The buyer agent incorporates this profile when generating responses, making the negotiation more realistic and personalized.

Creating Custom Agents

You can create custom agents by extending BaseAgent:

from agenticpay.agents.base_agent import BaseAgent

class AggressiveBuyerAgent(BaseAgent):
    """A buyer that negotiates aggressively for lower prices."""

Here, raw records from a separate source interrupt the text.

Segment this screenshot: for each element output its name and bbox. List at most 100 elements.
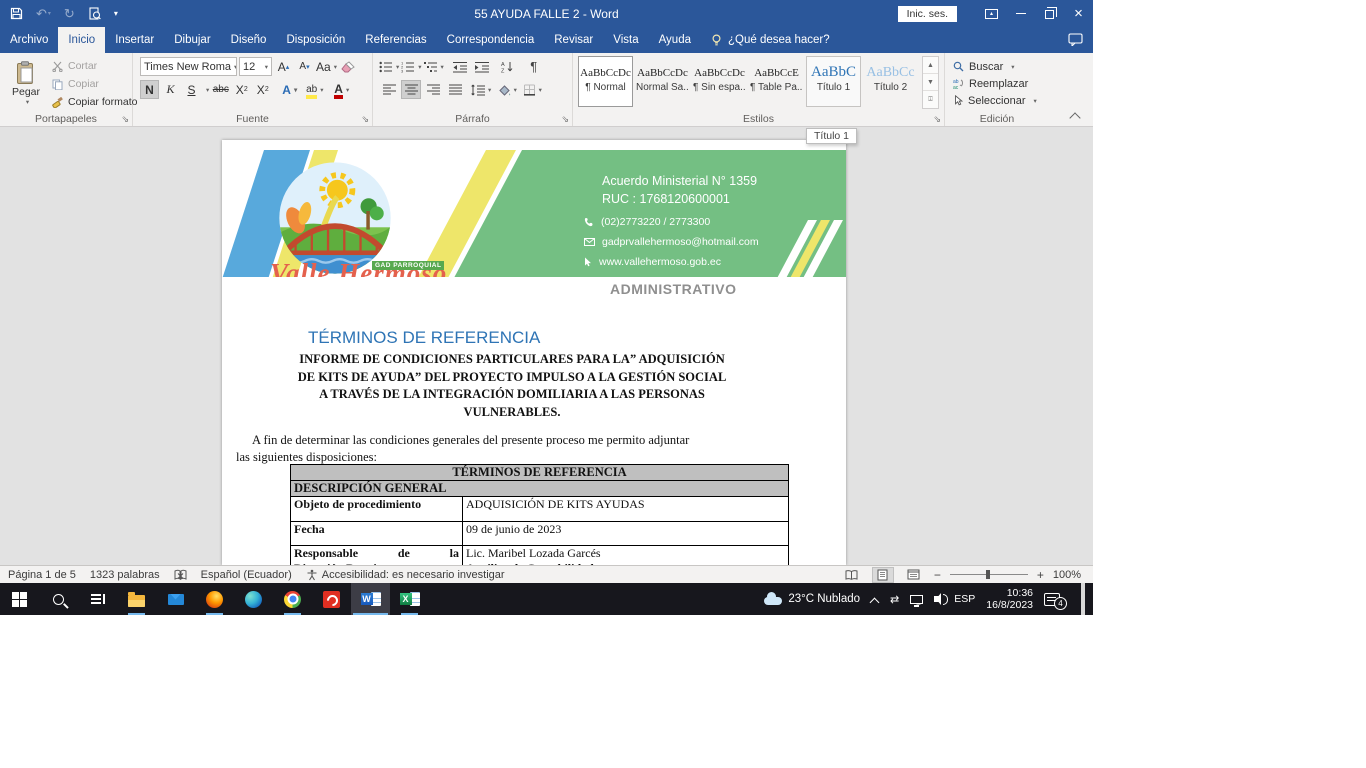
start-button[interactable] <box>0 583 39 615</box>
print-layout-icon[interactable] <box>872 567 894 583</box>
table-cell-value[interactable]: Lic. Maribel Lozada Garcés Auxiliar de C… <box>463 546 789 566</box>
zoom-level[interactable]: 100% <box>1053 569 1081 581</box>
select-button[interactable]: Seleccionar▾ <box>953 92 1049 109</box>
replace-button[interactable]: abac Reemplazar <box>953 75 1049 92</box>
qat-customize-icon[interactable]: ▾ <box>114 9 118 18</box>
tab-revisar[interactable]: Revisar <box>544 27 603 53</box>
align-center-button[interactable] <box>401 80 421 99</box>
underline-button[interactable]: S <box>182 80 201 99</box>
clipboard-dialog-launcher-icon[interactable]: ⇘ <box>121 115 129 124</box>
zoom-out-icon[interactable]: − <box>934 568 941 582</box>
tab-diseno[interactable]: Diseño <box>221 27 277 53</box>
align-left-button[interactable] <box>379 80 399 99</box>
style-sin-espaciado[interactable]: AaBbCcDc ¶ Sin espa... <box>692 56 747 107</box>
justify-button[interactable] <box>445 80 465 99</box>
taskbar-search-button[interactable] <box>39 583 78 615</box>
hidden-icons-chevron[interactable] <box>871 597 879 605</box>
tab-referencias[interactable]: Referencias <box>355 27 436 53</box>
tab-disposicion[interactable]: Disposición <box>276 27 355 53</box>
signin-button[interactable]: Inic. ses. <box>898 6 957 22</box>
align-right-button[interactable] <box>423 80 443 99</box>
minimize-icon[interactable] <box>1006 0 1035 27</box>
weather-widget[interactable]: 23°C Nublado <box>764 593 860 605</box>
read-mode-icon[interactable] <box>841 567 863 583</box>
numbering-button[interactable]: 123▾ <box>401 57 421 76</box>
style-normal[interactable]: AaBbCcDc ¶ Normal <box>578 56 633 107</box>
underline-caret-icon[interactable]: ▾ <box>206 86 209 94</box>
increase-indent-button[interactable] <box>472 57 492 76</box>
font-name-combobox[interactable]: Times New Roma▾ <box>140 57 237 76</box>
speaker-icon[interactable] <box>934 596 939 602</box>
undo-icon[interactable]: ↶▾ <box>36 6 51 22</box>
proofing-status[interactable] <box>174 569 187 581</box>
mail-button[interactable] <box>156 583 195 615</box>
task-view-button[interactable] <box>78 583 117 615</box>
edge-button[interactable] <box>234 583 273 615</box>
table-cell-value[interactable]: 09 de junio de 2023 <box>463 522 789 546</box>
decrease-indent-button[interactable] <box>450 57 470 76</box>
tab-correspondencia[interactable]: Correspondencia <box>437 27 545 53</box>
font-size-combobox[interactable]: 12▾ <box>239 57 272 76</box>
tab-inicio[interactable]: Inicio <box>58 27 105 53</box>
change-case-button[interactable]: Aa▾ <box>316 57 337 76</box>
language-status[interactable]: Español (Ecuador) <box>201 569 292 581</box>
clock[interactable]: 10:36 16/8/2023 <box>986 587 1033 611</box>
paste-button[interactable]: Pegar ▾ <box>4 56 48 110</box>
bullets-button[interactable]: ▾ <box>379 57 399 76</box>
clear-formatting-button[interactable] <box>339 57 358 76</box>
page-indicator[interactable]: Página 1 de 5 <box>8 569 76 581</box>
tab-archivo[interactable]: Archivo <box>0 27 58 53</box>
sync-tray-icon[interactable]: ⇄ <box>890 593 899 606</box>
superscript-button[interactable]: X2 <box>253 80 272 99</box>
sort-button[interactable]: AZ <box>498 57 518 76</box>
accessibility-status[interactable]: Accesibilidad: es necesario investigar <box>306 569 505 581</box>
zoom-slider-thumb[interactable] <box>986 570 990 579</box>
style-normal-sa[interactable]: AaBbCcDc Normal Sa... <box>635 56 690 107</box>
format-painter-button[interactable]: Copiar formato <box>52 93 137 111</box>
styles-dialog-launcher-icon[interactable]: ⇘ <box>933 115 941 124</box>
font-color-button[interactable]: A▾ <box>332 80 351 99</box>
subscript-button[interactable]: X2 <box>232 80 251 99</box>
tell-me-box[interactable]: ¿Qué desea hacer? <box>711 27 830 53</box>
borders-button[interactable]: ▾ <box>522 80 542 99</box>
table-cell-label[interactable]: Responsable de la Dirección Requirente <box>291 546 463 566</box>
web-layout-icon[interactable] <box>903 567 925 583</box>
tab-vista[interactable]: Vista <box>603 27 648 53</box>
table-section[interactable]: DESCRIPCIÓN GENERAL <box>291 481 789 497</box>
ribbon-display-options-icon[interactable]: ▴ <box>977 0 1006 27</box>
table-cell-value[interactable]: ADQUISICIÓN DE KITS AYUDAS <box>463 497 789 522</box>
multilevel-list-button[interactable]: ▾ <box>424 57 444 76</box>
bold-button[interactable]: N <box>140 80 159 99</box>
tab-insertar[interactable]: Insertar <box>105 27 164 53</box>
document-page[interactable]: Valle Hermoso GAD PARROQUIAL Acuerdo Min… <box>222 140 846 565</box>
redo-icon[interactable]: ↻ <box>64 6 75 22</box>
word-button[interactable]: W <box>351 583 390 615</box>
styles-scroll-down-icon[interactable]: ▼ <box>923 74 938 91</box>
table-cell-label[interactable]: Objeto de procedimiento <box>291 497 463 522</box>
print-preview-icon[interactable] <box>88 7 101 20</box>
show-marks-button[interactable]: ¶ <box>524 57 544 76</box>
tab-ayuda[interactable]: Ayuda <box>649 27 701 53</box>
shading-button[interactable]: ▾ <box>497 80 517 99</box>
show-desktop-button[interactable] <box>1081 583 1085 615</box>
network-icon[interactable] <box>910 595 923 604</box>
grow-font-button[interactable]: A▴ <box>274 57 293 76</box>
word-count[interactable]: 1323 palabras <box>90 569 160 581</box>
firefox-button[interactable] <box>195 583 234 615</box>
style-table-pa[interactable]: AaBbCcE ¶ Table Pa... <box>749 56 804 107</box>
file-explorer-button[interactable] <box>117 583 156 615</box>
collapse-ribbon-icon[interactable] <box>1071 111 1080 120</box>
zoom-in-icon[interactable]: + <box>1037 568 1044 582</box>
save-icon[interactable] <box>10 7 23 20</box>
chrome-button[interactable] <box>273 583 312 615</box>
notification-center-icon[interactable]: 4 <box>1044 593 1060 606</box>
find-button[interactable]: Buscar▾ <box>953 58 1049 75</box>
strikethrough-button[interactable]: abc <box>211 80 230 99</box>
cut-button[interactable]: Cortar <box>52 57 137 75</box>
tab-dibujar[interactable]: Dibujar <box>164 27 220 53</box>
line-spacing-button[interactable]: ▾ <box>471 80 491 99</box>
paragraph-dialog-launcher-icon[interactable]: ⇘ <box>561 115 569 124</box>
highlight-button[interactable]: ab▾ <box>305 80 324 99</box>
copy-button[interactable]: Copiar <box>52 75 137 93</box>
excel-button[interactable]: X <box>390 583 429 615</box>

    def __init__(self, model, buyer_max_price, aggression_level=0.8):
        super().__init__(model)
        self.buyer_max_price = buyer_max_price
        self.aggression_level = aggression_level

    def respond(self, conversation_history, current_state):
        # Build custom prompt with aggressive negotiation style
        prompt = self._build_aggressive_prompt(
            conversation_history,
            current_state
        )

        # Generate response using the model
        response = self.model.generate(prompt)

        return response

    def _build_aggressive_prompt(self, history, state):
        # Custom prompt building logic
        return f"""
        You are an aggressive negotiator.
        Your maximum budget is ${self.buyer_max_price}.
        Always push for at least 30% off the asking price.
        ...
        """

# Use the custom agent
aggressive_buyer = AggressiveBuyerAgent(
    model=model,
    buyer_max_price=100.0,
    aggression_level=0.9
)

Multi-Agent Scenarios

For environments with multiple agents:

# Multiple buyers
buyers = [
    BuyerAgent(model=model, buyer_max_price=120.0),
    BuyerAgent(model=model, buyer_max_price=115.0),
    BuyerAgent(model=model, buyer_max_price=110.0),
]

# Multiple sellers
sellers = [
    SellerAgent(model=model, seller_min_price=80.0),
    SellerAgent(model=model, seller_min_price=85.0),
]

# Use in multi-agent environment
env = make(
    "Task2_parallel_three_buyer_two_seller_negotiation-v0",
    buyer_agents=buyers,
    seller_agents=sellers,
    max_rounds=20,
)

Each agent maintains its own objectives and negotiation strategy, creating complex and realistic multi-party negotiations.